Senior ML Infrastructure Engineer (Compute)

General Motors • Full-time • United States • 1w ago

About the Team:

The AI Validation Platform team owns the cloud-agnostic, reliable, and cost-efficient platform that powers GM’s AV efforts. We’re proud to serve as the infrastructure platform for teams developing autonomous vehicles (L3/L4/L5). Our platform supports the simulated validation of state-of-the-art (SOTA) machine learning models, with a focus on performance, availability, concurrency, and scalability. We enable rapid innovation and development by prioritizing high-impact, ML-centric use cases.

About the Role:

We are seeking a Senior ML Infrastructure engineer to help build and scale robust Compute platforms for Simulation workflows. In this role, you will focus on scaling, driving efficiency, and high utilization of cutting-edge GPUs, while also leveling up the platform’s reliability. The successful candidate will have experience building and running scalable distributed systems. They will rapidly test and promote ideas, have strong problem-solving skills, and demonstrate a bias for action.

You will play a key role in shaping the architecture, roadmap, and user experience of a robust service supporting our AI Validation / Simulation needs.
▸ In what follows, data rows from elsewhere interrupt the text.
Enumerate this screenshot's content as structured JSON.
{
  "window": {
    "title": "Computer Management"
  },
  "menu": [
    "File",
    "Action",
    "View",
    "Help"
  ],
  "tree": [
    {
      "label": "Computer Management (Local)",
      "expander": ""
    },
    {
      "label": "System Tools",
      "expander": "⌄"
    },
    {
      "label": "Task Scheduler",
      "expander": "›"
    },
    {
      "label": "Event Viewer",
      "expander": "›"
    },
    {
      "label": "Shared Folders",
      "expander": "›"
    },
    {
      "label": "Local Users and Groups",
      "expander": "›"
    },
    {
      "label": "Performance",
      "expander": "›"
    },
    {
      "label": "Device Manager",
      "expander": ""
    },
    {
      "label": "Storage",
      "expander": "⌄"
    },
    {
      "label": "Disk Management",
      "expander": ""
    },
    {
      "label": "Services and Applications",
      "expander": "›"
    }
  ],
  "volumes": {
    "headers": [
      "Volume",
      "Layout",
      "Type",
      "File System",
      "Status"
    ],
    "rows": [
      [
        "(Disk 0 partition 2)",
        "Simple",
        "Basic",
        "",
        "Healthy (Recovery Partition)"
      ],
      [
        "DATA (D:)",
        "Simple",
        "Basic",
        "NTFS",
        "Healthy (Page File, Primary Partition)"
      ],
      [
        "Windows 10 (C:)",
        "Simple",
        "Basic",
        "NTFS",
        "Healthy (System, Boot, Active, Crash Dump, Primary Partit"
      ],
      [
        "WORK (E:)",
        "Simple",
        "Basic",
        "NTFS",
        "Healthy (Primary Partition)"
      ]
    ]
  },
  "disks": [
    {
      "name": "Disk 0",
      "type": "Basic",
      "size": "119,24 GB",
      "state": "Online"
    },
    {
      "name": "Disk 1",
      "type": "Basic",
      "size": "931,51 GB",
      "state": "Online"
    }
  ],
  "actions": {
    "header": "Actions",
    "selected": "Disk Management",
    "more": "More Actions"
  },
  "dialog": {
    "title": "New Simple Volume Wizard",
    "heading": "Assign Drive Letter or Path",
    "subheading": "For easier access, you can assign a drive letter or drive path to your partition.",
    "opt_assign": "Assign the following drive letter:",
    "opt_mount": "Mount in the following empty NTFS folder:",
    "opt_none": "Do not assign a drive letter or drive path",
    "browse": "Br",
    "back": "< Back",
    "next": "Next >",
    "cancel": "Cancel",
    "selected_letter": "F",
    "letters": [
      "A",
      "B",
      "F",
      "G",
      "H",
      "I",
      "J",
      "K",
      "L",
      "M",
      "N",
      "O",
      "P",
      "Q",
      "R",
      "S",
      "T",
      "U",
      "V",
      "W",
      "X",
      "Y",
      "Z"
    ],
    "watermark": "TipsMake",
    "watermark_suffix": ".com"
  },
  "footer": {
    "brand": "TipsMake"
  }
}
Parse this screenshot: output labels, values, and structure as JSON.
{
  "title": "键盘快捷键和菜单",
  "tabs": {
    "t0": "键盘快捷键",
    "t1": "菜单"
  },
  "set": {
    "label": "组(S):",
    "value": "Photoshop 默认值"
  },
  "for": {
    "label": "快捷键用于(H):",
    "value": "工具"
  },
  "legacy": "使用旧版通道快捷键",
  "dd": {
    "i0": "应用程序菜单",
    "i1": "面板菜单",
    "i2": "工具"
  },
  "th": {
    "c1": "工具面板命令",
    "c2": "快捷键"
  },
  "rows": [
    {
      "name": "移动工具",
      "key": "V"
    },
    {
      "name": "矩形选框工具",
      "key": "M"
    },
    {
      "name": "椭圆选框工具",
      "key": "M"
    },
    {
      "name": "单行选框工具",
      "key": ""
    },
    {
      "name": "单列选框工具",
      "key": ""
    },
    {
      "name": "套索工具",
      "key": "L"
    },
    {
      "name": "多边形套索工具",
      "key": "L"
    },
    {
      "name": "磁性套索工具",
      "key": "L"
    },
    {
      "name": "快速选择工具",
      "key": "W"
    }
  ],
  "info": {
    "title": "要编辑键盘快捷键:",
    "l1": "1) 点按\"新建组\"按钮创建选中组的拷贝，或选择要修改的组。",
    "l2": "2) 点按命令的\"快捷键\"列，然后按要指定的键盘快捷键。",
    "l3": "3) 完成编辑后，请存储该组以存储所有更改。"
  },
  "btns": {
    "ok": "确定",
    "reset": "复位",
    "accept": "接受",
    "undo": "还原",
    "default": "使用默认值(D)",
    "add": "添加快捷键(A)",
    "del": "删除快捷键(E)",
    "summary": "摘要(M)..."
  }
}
The ideal candidate brings experience in designing distributed systems, strong problem-solving skills, and a get-it-done attitude. This is a high-impact opportunity to influence the future of AI infrastructure at GM.

What you’ll be doing:

Design and implement core platform backend software components.

Collaborate with Simulation engineers, ML engineers and researchers to understand critical workflows, parse them to platform requirements, and deliver incremental value.

Lead technical decision-making on Compute architecture, cloud capacity provisioning, caching, and auto-scaling mechanisms.

Drive the development of monitoring, observability, and metrics to ensure reliability, performance, and resource optimization.

Proactively research and integrate frameworks, hardware accelerators, and distributed computing techniques.

Lead large-scale technical initiatives across GM’s ML infrastructure.

Raise the engineering bar through technical leadership and by establishing best practices.

At a Minimum We'd Like You To Have

4+ years of industry experience, with a focus on high performance backend services.

Strong expertise in Go, or other similar coding languages.

Experience working with cloud platforms such as GCP, Azure, or AWS.

Experience in delivering cross-functional initiatives.

Strong communication skills and a proven ability to drive cross-functional initiatives.

Ability to thrive in a dynamic, multi-tasking environment with ever-evolving priorities.

It's Preferred If You Have

Hands-on experience with Cloud VM services Google Compute Engine.

Experience with hardware-in-the-loop validation systems.

Experience with high performance computing (HPC).

Experience working with or designing interfaces and clients for developer workflows.

Familiarity with telemetry, and other feedback loops to inform product improvements.

Familiarity with hardware acceleration (GPUs) and optimizations.

Why Join Us?

If you’re excited to tackle some of today’s most complex engineering challenges, see the impact of your work in real-world AV applications, and help shape the future of AI infrastructure at GM—this is the team for you.